Paulo cresceu em Angola até aos 12 anos, quando deixou o país rumo à Espanha, onde estudou num seminário de padres. Relembrando a sua infância, fala com carinho e nostalgia. “Crescer em Angola foi muito bonito, considerando as circunstâncias, porque estávamos em guerra. Há elementos adjacentes a essa experiência, mas eu tive uma infância relativamente normal, segundo os padrões sociais daquele tempo”, confessa. “Para nós, afrodescendentes, crescer em África é uma vivência singular, que quem lá vive sabe exatamente o que significa. Na época, eu não tinha a consciência que tenho hoje, então era tudo sobre viver o dia a dia com aquilo que tínhamos e que nos era permitido.”

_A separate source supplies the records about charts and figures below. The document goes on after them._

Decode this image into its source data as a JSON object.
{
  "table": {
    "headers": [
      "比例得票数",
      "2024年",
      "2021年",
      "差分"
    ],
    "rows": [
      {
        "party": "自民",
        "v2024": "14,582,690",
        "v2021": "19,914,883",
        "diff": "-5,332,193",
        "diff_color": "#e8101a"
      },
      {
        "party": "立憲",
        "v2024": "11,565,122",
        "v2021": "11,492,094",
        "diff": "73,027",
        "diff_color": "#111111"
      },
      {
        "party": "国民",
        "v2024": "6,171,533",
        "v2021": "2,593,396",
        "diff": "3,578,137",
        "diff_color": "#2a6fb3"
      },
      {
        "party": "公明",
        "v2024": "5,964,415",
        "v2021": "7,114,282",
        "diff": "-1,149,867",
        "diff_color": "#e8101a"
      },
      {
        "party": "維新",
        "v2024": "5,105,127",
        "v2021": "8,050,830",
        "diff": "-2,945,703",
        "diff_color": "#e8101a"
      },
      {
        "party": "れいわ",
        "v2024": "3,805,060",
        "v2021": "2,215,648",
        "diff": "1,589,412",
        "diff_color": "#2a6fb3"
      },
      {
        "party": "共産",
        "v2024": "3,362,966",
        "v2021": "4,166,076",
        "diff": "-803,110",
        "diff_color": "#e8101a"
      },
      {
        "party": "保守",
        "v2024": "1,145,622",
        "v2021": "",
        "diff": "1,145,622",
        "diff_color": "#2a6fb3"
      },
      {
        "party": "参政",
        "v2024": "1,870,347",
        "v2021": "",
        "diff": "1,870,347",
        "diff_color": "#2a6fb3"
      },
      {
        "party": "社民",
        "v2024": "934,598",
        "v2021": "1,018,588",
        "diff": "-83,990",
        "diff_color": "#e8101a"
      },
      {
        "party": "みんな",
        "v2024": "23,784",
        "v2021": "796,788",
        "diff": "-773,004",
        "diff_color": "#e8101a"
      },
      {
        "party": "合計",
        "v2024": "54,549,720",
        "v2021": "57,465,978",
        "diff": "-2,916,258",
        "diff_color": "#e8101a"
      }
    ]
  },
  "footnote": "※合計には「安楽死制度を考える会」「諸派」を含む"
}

A mudança para Portugal, entretanto, é uma história bem mais recente. Paulo partilha que, após a experiência na Espanha, viveu muitos anos nos Estados Unidos e no Canadá, antes de finalmente começar a passar mais tempo em Portugal. “A minha conexão com Portugal começou há cerca de 20 anos, quando passei a fazer escalas mais longas aqui a caminho de Angola. Aos poucos, aquelas horas entre voos transformaram-se em dias, depois em fins de semana, até que um dia fiquei um mês inteiro, um verão. Foi então que pensei: Portugal parece ser um bom lugar. Quero mudar-me para Lisboa, reconectar-me com as minhas raízes, com Angola e comigo mesmo. E esta foi uma decisão importante para mim.”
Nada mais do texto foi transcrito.